Monday, 7 November 2011

Odd abbreviation reveals spelling over phonetics?

It was my friend's birthday the other day so we met in a pub for lunch, which is the accepted correct way to celebrate a birthday. Another friend hadn't been to the pub before and an interesting misunderstanding ensued.

We were going to a place called LYH. It's a nice pub, though you wouldn't know it to look at it from the outside. It does good grub and nice beer. This particular friend not only hadn't been there before but hadn't even heard of it before. However, we have been several times to another pub, called Mr Lynch. (Also a nice pub, though different - less about the beer, more about the partying, but still good grub.) This friend thought that in my text message 'LYH' was an abbreviation for 'Lynch'. Don't panic folks, she realised in time and made it to the correct venue. But the question is, how did this misunderstanding occur?

I wouldn't have abbreviated that word anyway, as it happens, but if I did, I think it'd be to 'Lch' or something similar. It would have included the important sounds of the word, the initial and final consonants in this case. The particularly odd thing about abbreviating it to 'Lyh' would be that the last letter, the 'h', doesn't even represent a sound of the word 'Lynch'. In broad phonological transcription, the word is [lɪntʃ]. That last sound, the 't' and the long 's', together make the sound we write as 'ch'. At no point in saying the word 'Lynch' do you make the sound [h], which is the sound you make if you say 'huh'. This is evident if you try to say 'Lyh' as a word - doesn't sound good, does it? 
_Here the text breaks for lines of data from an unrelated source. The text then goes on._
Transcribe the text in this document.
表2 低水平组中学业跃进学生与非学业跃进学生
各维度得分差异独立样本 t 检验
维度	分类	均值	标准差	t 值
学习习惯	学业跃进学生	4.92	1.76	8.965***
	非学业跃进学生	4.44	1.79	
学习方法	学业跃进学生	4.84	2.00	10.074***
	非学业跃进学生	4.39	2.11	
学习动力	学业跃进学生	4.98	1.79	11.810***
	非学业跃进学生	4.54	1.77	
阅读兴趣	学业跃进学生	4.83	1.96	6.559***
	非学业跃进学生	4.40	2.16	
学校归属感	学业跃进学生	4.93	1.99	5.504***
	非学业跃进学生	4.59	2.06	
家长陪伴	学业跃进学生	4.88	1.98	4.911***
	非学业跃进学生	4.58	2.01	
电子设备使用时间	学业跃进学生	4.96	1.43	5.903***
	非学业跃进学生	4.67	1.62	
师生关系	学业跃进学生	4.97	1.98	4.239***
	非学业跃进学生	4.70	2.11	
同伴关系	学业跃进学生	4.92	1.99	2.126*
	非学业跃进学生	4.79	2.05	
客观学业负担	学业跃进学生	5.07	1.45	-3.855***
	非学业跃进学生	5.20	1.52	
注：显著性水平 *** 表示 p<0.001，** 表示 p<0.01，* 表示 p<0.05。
So it would have been a strange choice for me to abbreviate to if I was going off the sounds in the word. But this highlights the fact that in written communication we can dissociate ourselves from the sounds of words and refer only to the spelling. Some people do this more than others, I think, though I don't know what makes the difference. Perhaps those who read more do it more. You know sometimes on 'Come dine with me', the participants read an unfamiliar item on the menu, say it's 'taramasalata', and instead of reading out what's there, they instead guess a word they know, like 'tiramisu'? I think it's the opposite of that.